Thermodynamically, U(IV) is a stronger reducing agent for Pu(IV) than either HAN or Fe(II) and has the additional advantage that it does not introduce any additional metal into the system. However, it is imperative to understand that Pu(III) is an unstable species at the conditions of Pu partitioning, and rapidly reoxidizes to Pu(IV) in the presence of nitrous acid. The oxidation reaction is autocatalytic in that there is no net consump­tion of HNO2 in accord with the proposed reactions (Schultz 1984):

HNO3 + HNO2 ^ N2O4 + H2O 6.6

N2O4 + Pu3+ + H+ ^ Pu4+ HNO2 + NO2 6.7

This is also the case for U(IV), which is oxidized by a similar mechanism. The point is that either of the aforementioned reducing agents, U(IV) and Fe(II), must be supported by a nitrite scavenger to prevent this autocata­lytic reoxidation of Pu(III) to Pu(IV) and thereby inhibit Pu partitioning.

Hydrazine nitrate (N2H5NO3) is commonly added as a nitrite scavenger, preventing Pu(III) oxidation and helps stabilize U(IV). Hydrazine destroys NO2- in accordance with the following reactions:

N2H5+ + NO2- ^ HN3 + 2H2O 6.8

HN3 + H+ + NO2- ^ N2O + N2 + H2O 6.9

Since excess hydrazine is always added in the process, reaction (6.9) can be neglected. Note that HAN is also a nitrite scavenger, albeit less effective than hydrazine, (vide infra, equation 6.11). Consequently, HAN is always used in conjunction with hydrazine in industrial flowsheets. At this point, it is also relevant to mention another nuance of Tc chemistry that becomes prominent in connection with the Pu partitioning operation under discus­sion. Coextracted Tc remaining in the loaded organic and entering the Pu partitioning process complicates the Pu partitioning of U and Pu when N2H4 is used as a nitrite scavenger. Technetium is a catalyst for both hydrazine destruction and the U(IV) oxidation, which results in the concomitant increase in the consumption of N2H4. In modern PUREX operations, it is now well recognized that to avoid the excessive consumption of N2H4 it is necessary to remove coextracted Tc in the solvent prior to U-Pu partition­ing. This is the predominant consideration for including the Tc scrub opera­tion in the aforementioned codecontamination step of the first extraction cycle.

Since U(IV) is extractable by TBP, albeit to a lesser extent than U(VI) (refer to Table 6.1), at least two hydrazine stabilized U(IV) aqueous streams are used in the Pu partitioning contactor. Referring again to Fig. 6.2, a stream containing U(IV) at a moderate ~1 to 2 M HNO3 concentration is fed to the Pu partitioning contactor at a location near the organic feed entry (Sood 1996). The acidity in this stream is useful in salting the U(IV) into the organic phase, thereby facilitating the reduction of Pu(IV).

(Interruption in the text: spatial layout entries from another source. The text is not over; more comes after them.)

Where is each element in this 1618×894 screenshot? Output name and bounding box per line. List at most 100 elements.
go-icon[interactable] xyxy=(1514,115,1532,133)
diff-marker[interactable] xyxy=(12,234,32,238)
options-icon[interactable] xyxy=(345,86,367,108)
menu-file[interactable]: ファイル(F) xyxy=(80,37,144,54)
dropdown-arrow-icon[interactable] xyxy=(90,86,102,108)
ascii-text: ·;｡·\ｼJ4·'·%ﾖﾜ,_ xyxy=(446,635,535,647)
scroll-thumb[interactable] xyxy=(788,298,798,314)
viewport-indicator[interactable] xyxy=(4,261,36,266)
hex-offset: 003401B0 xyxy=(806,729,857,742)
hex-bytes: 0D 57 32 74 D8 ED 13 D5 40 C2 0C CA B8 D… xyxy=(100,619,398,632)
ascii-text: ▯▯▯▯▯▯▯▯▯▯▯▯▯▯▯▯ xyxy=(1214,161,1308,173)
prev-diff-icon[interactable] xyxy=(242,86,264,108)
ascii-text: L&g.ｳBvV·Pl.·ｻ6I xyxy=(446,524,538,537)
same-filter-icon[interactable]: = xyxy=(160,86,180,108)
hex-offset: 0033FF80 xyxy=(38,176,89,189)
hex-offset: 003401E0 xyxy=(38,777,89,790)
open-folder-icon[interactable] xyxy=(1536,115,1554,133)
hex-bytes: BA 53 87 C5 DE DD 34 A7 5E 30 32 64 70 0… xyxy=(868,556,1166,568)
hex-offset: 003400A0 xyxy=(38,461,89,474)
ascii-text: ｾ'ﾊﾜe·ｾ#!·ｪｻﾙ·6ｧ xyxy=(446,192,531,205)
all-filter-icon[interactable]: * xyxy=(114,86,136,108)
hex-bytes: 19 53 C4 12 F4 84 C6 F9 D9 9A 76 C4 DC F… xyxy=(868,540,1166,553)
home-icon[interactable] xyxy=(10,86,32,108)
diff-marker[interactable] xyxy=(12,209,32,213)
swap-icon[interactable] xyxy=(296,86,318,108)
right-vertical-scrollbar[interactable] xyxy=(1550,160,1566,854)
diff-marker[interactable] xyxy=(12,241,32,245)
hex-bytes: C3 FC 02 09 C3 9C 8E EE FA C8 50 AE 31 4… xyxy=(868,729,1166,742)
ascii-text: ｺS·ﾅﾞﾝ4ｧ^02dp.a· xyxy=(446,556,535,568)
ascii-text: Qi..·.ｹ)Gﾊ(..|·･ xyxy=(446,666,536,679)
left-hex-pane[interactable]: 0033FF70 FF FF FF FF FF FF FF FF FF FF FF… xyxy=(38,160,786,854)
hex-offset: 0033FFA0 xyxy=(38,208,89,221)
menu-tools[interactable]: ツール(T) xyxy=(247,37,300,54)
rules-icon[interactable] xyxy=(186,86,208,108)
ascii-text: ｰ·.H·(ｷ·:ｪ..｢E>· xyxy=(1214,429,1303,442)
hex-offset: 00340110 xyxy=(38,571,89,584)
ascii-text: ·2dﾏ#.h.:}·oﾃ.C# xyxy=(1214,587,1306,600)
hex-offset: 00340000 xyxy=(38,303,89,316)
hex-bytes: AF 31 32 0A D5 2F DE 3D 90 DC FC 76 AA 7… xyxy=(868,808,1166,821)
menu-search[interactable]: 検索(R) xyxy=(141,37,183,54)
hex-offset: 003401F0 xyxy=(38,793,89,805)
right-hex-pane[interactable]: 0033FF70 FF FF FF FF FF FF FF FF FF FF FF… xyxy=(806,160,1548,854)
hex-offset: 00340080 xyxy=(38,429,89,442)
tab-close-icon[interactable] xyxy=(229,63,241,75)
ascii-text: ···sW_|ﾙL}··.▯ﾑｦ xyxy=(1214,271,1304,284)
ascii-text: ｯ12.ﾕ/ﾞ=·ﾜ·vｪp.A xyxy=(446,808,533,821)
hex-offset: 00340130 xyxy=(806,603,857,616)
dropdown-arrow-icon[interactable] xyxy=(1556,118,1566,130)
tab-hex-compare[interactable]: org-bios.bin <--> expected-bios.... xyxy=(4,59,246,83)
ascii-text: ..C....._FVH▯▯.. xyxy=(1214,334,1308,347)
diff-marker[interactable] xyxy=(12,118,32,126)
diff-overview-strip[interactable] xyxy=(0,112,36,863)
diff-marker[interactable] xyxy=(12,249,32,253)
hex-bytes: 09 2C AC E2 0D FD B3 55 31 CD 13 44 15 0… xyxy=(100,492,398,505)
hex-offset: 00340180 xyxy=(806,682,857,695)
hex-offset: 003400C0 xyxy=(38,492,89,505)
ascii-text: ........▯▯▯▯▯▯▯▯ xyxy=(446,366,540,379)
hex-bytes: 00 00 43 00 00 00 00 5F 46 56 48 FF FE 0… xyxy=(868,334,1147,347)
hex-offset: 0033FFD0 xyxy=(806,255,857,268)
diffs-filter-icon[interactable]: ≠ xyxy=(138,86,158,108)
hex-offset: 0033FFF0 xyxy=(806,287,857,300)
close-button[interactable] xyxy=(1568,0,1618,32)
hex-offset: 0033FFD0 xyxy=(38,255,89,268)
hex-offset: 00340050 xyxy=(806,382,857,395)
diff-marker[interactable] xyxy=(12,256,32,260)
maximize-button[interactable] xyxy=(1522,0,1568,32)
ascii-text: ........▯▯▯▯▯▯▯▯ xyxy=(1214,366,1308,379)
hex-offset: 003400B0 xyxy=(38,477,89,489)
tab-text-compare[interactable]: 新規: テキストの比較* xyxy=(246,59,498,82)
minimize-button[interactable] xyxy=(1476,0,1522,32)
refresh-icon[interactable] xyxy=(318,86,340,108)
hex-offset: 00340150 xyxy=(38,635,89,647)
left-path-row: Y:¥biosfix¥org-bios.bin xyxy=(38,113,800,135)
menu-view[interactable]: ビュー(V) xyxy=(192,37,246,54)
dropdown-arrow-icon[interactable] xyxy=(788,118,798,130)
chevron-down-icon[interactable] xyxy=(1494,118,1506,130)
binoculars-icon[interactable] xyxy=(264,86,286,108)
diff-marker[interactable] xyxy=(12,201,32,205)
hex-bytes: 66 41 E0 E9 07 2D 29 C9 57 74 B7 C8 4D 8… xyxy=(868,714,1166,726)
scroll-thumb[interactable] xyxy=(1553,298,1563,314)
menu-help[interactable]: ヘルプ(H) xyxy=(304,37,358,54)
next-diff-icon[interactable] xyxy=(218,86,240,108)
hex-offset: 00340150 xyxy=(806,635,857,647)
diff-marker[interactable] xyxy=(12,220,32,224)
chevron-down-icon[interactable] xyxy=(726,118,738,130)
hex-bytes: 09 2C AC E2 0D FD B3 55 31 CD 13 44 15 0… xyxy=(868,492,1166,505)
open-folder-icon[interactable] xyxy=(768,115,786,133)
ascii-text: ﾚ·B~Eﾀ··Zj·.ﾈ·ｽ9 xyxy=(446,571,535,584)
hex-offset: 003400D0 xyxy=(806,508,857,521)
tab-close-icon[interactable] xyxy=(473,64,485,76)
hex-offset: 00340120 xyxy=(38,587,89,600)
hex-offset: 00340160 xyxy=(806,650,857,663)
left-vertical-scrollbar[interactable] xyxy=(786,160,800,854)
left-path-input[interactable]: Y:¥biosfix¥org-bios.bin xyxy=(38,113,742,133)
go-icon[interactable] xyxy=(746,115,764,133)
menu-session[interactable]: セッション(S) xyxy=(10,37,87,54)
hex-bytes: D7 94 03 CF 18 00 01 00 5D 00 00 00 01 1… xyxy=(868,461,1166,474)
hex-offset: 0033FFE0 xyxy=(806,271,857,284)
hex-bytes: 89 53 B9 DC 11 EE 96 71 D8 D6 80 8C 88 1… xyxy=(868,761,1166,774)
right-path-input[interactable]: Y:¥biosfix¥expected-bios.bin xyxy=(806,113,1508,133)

A second U(IV) containing aqueous stream with a lower 0.2 M HNO3 concentration is fed near the organic effluent (Fig. 6.2, Pu scrub contactor), effectively scrubbing Pu from the U laden organic product; the lower acidity also facilitates reduction of Pu (IV) to Pu(III) by U(IV). A fresh organic scrub stream of 20-30% TBP is fed at the opposite end (Fig. 6.2, bottom of the U scrub contactor) to remove residual uranium from the aqueous pluto­nium product stream. This organic phase, containing some uranium and plutonium, is recombined with the organic feed in the stripping operation. Normally, the amount of U(IV) used in the partitioning process is four to six times the stoichiometric requirement (Sood 1996).

Other design criteria built into the Pu partitioning step are worth men­tioning. In addition to purity of the Pu stream, another important consid­eration in the plutonium partitioning cycle is that it be operated in a manner conducive to concentration of Pu in the final aqueous product from this operation. This is one of the benefits of the reductive stripping operation, since Pu concentration in the partitioning step makes it possible to elimi­nate intercycle evaporative concentration operations between the codecon­tamination and the second Pu purification cycles. The partitioning of uranium and plutonium early in the overall process flowsheet has been universally adapted to segregate issues related to treatment capacity from those relating to criticality risk management. For example, the equipment used for the codecontamination and uranium purification cycles requires a large throughput of several tonnes/day, with very high liquid flowrates. For the plutonium purification cycles, the equipment design is more complex to preclude the associated criticality risks; conversely, the fact that smaller quantities of material streams are being handled calls for equipment of greatly reduced size.